Here’s what you’ll do:
- First, as you did with the Trans-Atlantic Slave Trade spreadsheet, you should make a copy of the Post45 HathiTrust dataset in your personal Google drive. I’ve placed a copy of this spreadsheet in the “Labs” > “Lab 2” folder in our shared Google drive folder, but you should make a copy of this spreadsheet that lives in your personal Google drive account. To do this, click on this link and then select “Make a copy” (you can also open up the class copy of this data and go to File > Make a copy to make your own copy; just make sure to either store your copy outside of our shared class Google drive or to include your name in the filename so I know it’s your copy). This will create a file named “Copy of post45-hathitrust-fiction-1945-2000” located in the root of your personal Google drive account. To see where this file is located, go to File > Make a copy; you’ll be able to see where it’s stored under “Folder” (it will likely say “My Drive”, which means the home or root folder of your Google drive account). Please change the filename to something that includes your name so I will easily be able to tell your personal copy apart from our class copy (which lives in the “Lab 2” folder).

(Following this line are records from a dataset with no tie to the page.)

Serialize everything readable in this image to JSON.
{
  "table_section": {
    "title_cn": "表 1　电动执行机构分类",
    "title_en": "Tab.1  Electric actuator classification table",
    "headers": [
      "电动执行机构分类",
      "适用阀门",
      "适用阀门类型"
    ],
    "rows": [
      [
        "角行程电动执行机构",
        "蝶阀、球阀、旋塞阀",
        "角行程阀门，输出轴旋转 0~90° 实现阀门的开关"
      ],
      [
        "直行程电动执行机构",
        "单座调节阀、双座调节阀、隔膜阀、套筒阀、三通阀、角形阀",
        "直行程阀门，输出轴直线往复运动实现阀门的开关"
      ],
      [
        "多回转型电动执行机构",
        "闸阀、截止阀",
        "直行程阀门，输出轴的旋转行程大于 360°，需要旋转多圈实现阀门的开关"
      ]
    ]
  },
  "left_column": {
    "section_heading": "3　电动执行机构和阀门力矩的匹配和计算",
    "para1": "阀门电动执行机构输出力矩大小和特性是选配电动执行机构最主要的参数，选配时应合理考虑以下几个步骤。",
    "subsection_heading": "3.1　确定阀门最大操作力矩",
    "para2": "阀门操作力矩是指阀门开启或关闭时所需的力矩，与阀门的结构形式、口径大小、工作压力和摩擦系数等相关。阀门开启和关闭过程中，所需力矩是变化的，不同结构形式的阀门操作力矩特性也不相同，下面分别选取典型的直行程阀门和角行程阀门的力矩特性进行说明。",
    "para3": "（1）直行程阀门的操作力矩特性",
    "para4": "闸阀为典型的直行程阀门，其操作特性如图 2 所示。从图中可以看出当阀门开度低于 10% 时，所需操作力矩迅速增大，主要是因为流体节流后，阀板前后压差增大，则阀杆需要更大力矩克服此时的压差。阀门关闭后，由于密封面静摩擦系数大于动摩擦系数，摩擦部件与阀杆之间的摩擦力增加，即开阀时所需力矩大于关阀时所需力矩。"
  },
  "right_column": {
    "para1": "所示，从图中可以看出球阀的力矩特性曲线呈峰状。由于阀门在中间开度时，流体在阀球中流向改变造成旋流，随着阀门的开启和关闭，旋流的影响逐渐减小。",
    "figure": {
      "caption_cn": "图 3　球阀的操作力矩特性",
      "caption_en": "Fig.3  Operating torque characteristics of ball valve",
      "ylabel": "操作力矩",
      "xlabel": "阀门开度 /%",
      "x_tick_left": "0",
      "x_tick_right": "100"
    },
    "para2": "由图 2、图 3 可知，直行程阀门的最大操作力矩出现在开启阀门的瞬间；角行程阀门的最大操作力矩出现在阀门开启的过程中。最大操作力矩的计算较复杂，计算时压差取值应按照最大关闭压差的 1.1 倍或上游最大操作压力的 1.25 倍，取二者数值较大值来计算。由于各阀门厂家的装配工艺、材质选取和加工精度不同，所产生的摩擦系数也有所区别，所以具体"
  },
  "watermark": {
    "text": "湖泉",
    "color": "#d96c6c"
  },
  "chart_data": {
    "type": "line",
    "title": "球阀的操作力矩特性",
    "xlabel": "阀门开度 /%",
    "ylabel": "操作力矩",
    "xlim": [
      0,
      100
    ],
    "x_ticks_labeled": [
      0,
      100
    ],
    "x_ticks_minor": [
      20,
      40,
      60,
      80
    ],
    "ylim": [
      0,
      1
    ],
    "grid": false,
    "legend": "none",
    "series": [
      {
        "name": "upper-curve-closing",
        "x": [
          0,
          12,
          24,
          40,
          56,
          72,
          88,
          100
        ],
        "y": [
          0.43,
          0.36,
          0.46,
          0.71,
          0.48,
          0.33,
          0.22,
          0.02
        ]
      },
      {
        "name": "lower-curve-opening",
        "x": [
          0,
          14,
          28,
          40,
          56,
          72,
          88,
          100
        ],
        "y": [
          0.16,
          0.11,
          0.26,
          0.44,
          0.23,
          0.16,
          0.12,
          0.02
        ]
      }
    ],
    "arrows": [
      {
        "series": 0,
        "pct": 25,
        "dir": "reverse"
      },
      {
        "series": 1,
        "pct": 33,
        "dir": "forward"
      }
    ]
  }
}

Again, it’s important that you complete the following steps using your personal copy of the Post45 HathiTrust data.
- Explore the dataset’s metadata fields and their descriptions using this page.
- Create 2 pivot tables displaying summaries of 2 different metadata fields and/or answering 2 different questions about this dataset. For example, you might wonder how many works are tagged as particular genres, or how many works in the dataset were actually initially published prior to 1945 (for this one, you would need to think about the several different date columns included in this spreadsheet and what they each mean).

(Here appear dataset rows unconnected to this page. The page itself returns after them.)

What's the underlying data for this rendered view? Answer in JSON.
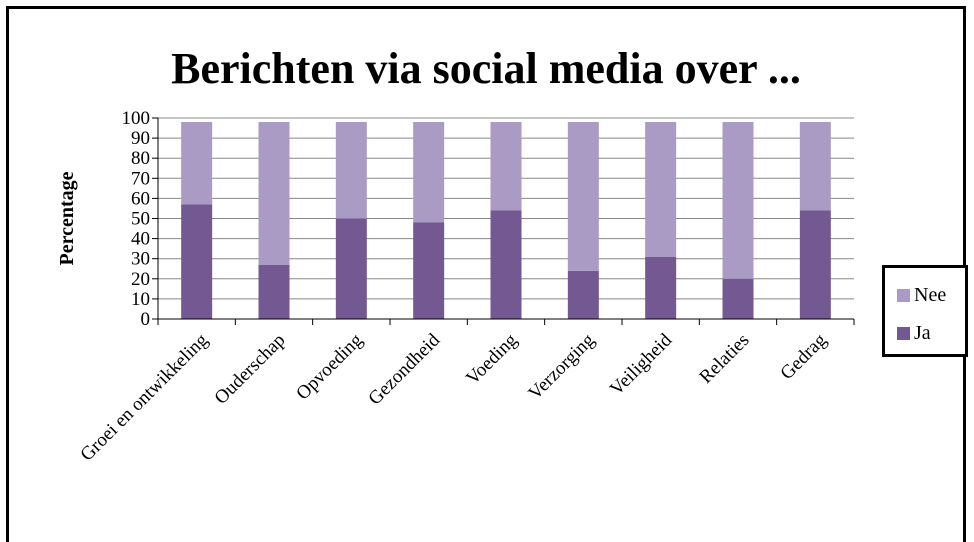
{
  "chart_data": {
    "type": "bar",
    "stacked": true,
    "title": "Berichten via social media over ...",
    "ylabel": "Percentage",
    "xlabel": "",
    "ylim": [
      0,
      100
    ],
    "yticks": [
      0,
      10,
      20,
      30,
      40,
      50,
      60,
      70,
      80,
      90,
      100
    ],
    "grid": true,
    "legend_position": "right",
    "categories": [
      "Groei en ontwikkeling",
      "Ouderschap",
      "Opvoeding",
      "Gezondheid",
      "Voeding",
      "Verzorging",
      "Veiligheid",
      "Relaties",
      "Gedrag"
    ],
    "series": [
      {
        "name": "Ja",
        "color": "#735892",
        "values": [
          57,
          27,
          50,
          48,
          54,
          24,
          31,
          20,
          54
        ]
      },
      {
        "name": "Nee",
        "color": "#a99bc3",
        "values": [
          41,
          71,
          48,
          50,
          44,
          74,
          67,
          78,
          44
        ]
      }
    ]
  }
}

- 3.a Alternatively, you may use one of the tools listed above for visualizing spreadsheet data (WTFcsv, Raw Graphs, Breve, Flourish, Tableau) to visualize the Post45 HathiTrust data in some way that provides answers to 2 different questions about this dataset. I think this is definitely the more challenging route, but if you are interested in exploring some of these data visualization platforms and tools, you may choose to try it. This may involve googling around to find instructions and/or tutorials about how to use the tools.
Lab Notebook Entry
Due:
In your lab notebook entry for this week, you should include the following things:
- Links to your personal copies of the Trans-Atlantic Slave Trade dataset and the Post45 HathiTrust dataset or some other way for me to access them. If you include links in your post, you can set your Share settings for each file so that anyone with the link can view your files, so that anyone with a UM email address can view your files, or so that only someone who you have explicitly shared into each document can view the files (after clicking “Share,” look under “Get Link” to see these options). Alternatively, you can share me into your spreadsheet files explicitly using my non-aliased UM email address: lxt308@miami.edu. Again, please ensure your name is somewhere in the filename of each spreadsheet (can use just your first name). If you opted to try step 3a above, you should also include links to the visualization(s) you created.

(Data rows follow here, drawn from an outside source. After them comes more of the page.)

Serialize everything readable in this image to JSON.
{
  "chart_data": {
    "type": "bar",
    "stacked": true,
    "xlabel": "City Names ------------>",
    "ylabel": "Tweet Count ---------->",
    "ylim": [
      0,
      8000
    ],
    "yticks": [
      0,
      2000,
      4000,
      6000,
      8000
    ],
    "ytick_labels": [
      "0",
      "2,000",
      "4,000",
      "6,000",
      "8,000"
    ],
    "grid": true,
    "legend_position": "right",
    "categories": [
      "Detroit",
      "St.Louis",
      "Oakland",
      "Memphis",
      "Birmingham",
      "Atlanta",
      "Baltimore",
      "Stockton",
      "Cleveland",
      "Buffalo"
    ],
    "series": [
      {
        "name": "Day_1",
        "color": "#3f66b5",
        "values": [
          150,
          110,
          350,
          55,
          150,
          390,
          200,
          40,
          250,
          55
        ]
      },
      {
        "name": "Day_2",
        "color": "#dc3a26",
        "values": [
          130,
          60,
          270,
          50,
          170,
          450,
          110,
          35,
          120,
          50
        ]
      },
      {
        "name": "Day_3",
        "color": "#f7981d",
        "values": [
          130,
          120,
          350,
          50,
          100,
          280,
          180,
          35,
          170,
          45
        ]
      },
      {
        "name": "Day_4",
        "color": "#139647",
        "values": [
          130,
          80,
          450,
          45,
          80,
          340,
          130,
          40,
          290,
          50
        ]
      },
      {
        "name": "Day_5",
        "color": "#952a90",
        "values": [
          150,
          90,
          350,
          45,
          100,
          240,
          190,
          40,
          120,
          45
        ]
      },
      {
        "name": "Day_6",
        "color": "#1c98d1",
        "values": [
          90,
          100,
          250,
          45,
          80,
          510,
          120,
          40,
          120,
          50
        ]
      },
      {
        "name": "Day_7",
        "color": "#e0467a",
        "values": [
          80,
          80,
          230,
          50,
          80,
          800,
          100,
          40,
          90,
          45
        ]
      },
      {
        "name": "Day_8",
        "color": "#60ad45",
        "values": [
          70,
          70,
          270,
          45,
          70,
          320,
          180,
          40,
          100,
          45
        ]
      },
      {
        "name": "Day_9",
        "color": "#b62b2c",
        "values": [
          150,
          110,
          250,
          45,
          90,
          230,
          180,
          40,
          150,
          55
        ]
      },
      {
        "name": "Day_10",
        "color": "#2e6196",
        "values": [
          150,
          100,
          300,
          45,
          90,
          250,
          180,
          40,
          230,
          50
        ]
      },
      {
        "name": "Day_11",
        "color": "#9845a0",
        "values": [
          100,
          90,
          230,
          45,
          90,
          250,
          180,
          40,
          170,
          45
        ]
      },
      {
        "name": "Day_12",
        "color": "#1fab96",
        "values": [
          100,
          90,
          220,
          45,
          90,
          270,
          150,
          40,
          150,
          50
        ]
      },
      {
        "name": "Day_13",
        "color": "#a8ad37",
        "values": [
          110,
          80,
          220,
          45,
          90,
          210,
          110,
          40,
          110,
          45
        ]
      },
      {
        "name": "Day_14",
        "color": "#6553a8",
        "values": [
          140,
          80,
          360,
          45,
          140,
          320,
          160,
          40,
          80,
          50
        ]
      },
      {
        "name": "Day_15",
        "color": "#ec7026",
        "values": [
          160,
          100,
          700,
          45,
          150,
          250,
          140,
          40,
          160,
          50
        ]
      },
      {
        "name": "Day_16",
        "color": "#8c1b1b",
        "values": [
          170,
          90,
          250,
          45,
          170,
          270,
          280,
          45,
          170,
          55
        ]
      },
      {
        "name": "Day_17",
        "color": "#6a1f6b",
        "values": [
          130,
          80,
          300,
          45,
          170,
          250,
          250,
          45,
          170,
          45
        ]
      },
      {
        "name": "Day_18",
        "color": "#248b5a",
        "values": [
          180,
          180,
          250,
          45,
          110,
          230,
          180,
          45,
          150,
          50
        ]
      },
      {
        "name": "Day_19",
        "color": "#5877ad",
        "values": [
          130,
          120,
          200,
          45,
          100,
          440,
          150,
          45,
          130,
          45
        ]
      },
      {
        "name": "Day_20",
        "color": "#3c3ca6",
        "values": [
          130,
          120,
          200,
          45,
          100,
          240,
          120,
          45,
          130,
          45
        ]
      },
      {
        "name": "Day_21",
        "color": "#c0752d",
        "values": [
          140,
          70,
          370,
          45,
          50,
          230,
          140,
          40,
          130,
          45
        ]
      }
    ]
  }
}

- At least one thing you observed or learned from your exploration of the Post45 HathiTrust dataset. This can be something odd or unexpected, something that confused you, something that initially confused you but that you figured out, etc.
- A response to this prompt: Our readings this week focused on the affordances and limitations of quantification and objectivity. What do the spreadsheets we explored in this week’s lab make it possible to know or to study or to question, and what do they occlude or make impossible to know or to study or to question? You may use any spreadsheet or any combination of spreadsheets we discussed in this week’s lab and any reading or combination of readings from this week (week 3), but your notebook entry should include discussions of at least one specific spreadsheet in connection to at least one of our readings from this week. This discussion should be specific but it needn’t be long (i.e., 2-4 paragraphs).